Investing.com -- Wolfe Research upgraded
Madison Square Garden Entertainment
Corp (NYSE:
MSGE
) to "Outperform" from "Peer Perform" given the undervaluation of stock and strong growth potential in live entertainment business.
Brokerage set its price target to $46 driven by increasing revenues from the Radio City Christmas Spectacular and stable demand at Madison Square Garden.
Madison Square Garden Entertainment trades at 9 times EV/EBITDA with a 10% free cash flow yield for fiscal 2026, which Wolfe sees as too cheap.
The firm expects mid-to-high single-digit growth in adjusted operating income (AOI) over the next few years.

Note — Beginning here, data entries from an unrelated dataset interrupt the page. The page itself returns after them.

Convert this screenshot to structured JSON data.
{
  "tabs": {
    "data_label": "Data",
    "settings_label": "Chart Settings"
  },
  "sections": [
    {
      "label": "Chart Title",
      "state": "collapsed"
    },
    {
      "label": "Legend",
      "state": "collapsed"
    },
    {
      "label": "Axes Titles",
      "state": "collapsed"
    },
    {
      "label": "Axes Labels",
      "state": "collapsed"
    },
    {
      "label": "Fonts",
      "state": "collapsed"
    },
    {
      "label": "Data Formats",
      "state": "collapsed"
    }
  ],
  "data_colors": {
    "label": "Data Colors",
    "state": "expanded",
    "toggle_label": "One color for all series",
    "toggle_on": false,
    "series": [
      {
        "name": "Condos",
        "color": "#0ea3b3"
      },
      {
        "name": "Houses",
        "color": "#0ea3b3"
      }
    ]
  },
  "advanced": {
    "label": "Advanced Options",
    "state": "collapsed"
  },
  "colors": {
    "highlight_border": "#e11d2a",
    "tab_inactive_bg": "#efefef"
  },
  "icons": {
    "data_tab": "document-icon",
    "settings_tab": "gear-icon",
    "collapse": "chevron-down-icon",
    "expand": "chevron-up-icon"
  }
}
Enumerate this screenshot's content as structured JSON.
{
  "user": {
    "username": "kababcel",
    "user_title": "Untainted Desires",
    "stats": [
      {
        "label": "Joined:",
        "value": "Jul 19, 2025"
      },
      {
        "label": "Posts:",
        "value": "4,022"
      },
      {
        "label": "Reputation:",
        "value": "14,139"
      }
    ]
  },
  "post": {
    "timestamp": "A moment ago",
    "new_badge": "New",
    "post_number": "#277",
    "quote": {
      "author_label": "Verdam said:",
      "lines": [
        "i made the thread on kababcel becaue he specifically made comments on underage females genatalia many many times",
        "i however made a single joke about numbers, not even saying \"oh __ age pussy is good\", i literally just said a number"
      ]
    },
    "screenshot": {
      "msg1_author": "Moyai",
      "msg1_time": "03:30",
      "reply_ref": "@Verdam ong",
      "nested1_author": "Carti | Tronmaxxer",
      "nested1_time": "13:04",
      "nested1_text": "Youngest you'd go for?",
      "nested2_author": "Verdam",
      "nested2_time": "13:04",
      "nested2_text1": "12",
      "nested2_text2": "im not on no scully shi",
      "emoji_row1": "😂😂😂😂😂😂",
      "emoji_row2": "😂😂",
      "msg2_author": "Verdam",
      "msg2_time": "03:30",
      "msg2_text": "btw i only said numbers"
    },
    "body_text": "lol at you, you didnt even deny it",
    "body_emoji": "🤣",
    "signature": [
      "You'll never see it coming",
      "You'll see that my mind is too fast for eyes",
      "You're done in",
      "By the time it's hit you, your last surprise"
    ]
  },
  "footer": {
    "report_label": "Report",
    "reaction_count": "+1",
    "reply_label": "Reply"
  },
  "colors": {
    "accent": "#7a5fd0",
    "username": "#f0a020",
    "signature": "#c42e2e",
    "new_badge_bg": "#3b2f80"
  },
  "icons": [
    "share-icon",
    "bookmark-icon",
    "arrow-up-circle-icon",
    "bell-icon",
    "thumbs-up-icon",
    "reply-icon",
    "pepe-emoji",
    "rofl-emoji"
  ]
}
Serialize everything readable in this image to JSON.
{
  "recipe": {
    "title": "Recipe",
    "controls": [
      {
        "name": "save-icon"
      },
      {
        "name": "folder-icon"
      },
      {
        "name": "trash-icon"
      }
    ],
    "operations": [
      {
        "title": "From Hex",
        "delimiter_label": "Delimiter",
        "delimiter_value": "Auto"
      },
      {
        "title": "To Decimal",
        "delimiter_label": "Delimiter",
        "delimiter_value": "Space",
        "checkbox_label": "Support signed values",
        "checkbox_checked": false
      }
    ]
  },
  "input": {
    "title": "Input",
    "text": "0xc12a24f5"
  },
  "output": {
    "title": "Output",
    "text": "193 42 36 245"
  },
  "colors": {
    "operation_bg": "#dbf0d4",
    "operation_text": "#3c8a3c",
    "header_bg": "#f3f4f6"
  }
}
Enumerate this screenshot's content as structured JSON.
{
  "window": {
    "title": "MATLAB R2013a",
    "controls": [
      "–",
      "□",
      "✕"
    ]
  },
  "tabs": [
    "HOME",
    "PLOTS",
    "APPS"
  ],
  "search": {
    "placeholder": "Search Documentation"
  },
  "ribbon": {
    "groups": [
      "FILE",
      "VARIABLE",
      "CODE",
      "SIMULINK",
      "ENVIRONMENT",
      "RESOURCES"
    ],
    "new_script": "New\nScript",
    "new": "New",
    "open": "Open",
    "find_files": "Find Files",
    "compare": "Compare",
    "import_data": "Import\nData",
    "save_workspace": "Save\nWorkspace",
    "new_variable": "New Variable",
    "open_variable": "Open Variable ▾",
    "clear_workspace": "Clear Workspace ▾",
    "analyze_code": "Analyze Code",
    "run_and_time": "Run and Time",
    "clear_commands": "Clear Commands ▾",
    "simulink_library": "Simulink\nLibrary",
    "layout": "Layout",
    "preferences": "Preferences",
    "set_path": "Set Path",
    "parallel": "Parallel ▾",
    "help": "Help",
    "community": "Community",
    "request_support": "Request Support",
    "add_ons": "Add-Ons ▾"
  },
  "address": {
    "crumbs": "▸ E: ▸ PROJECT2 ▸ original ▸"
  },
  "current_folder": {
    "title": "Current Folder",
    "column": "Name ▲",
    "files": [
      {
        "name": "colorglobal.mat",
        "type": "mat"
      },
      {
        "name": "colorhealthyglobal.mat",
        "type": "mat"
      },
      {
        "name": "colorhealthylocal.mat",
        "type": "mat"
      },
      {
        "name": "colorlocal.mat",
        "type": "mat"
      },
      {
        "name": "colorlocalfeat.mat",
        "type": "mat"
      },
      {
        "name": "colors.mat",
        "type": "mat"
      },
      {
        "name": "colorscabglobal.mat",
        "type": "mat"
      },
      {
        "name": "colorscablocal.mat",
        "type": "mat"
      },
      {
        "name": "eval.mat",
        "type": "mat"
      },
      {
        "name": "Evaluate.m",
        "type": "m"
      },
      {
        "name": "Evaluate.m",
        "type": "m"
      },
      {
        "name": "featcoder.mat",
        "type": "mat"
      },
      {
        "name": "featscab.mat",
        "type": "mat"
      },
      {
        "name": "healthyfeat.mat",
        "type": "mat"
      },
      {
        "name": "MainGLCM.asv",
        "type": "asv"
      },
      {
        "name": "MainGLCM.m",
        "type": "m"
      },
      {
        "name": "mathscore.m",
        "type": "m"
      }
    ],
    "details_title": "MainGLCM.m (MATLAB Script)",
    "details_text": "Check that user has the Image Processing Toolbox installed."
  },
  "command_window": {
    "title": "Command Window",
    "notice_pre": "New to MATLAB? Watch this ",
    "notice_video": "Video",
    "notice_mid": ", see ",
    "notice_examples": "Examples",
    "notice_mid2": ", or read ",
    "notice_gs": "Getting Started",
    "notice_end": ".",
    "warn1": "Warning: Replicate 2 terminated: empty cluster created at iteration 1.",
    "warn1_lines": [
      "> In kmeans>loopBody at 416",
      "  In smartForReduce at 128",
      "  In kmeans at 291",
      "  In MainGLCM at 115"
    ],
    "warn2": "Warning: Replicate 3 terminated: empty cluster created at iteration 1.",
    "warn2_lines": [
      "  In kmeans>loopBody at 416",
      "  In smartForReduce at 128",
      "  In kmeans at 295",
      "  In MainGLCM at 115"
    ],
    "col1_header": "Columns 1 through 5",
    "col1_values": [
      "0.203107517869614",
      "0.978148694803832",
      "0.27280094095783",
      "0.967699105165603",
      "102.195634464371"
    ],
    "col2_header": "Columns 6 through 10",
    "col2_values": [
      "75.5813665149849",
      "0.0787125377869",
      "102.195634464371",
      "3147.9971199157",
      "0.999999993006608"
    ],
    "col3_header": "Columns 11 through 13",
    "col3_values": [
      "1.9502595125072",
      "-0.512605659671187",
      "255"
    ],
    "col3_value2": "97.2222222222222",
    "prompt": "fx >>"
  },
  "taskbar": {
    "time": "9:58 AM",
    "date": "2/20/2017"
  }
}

Wolfe believes MSGE’s stock is undervalued due to concerns over macroeconomic conditions and irregular capital allocation. However, with strong pricing power, low financial leverage, and steady event bookings, the firm sees limited downside.
Additionally, with a six- to nine-month booking cycle, MSGE is expected to provide clarity on its 2026 event pipeline by this summer, which could help investors gain confidence in its future earnings.
The Christmas Spectacular accounted for $171 million in revenue last year, about 25% of MSGE’s total sales. Unlike most MSG events, where the company rents venues to third-party promoters, MSGE fully owns and promotes the show, allowing for higher profitability.
Wolfe values MSGE at 15 times 2026 AOI, applying a 30% discount to an intrinsic value of $66. The firm expects double-digit returns, supported by increasing event demand, strong cash flow, and potential debt reduction.
While macroeconomic risks remain, Wolfe sees MSGE as a "permanent winner" in the live entertainment space, benefiting from social media, streaming, and stable industry trends.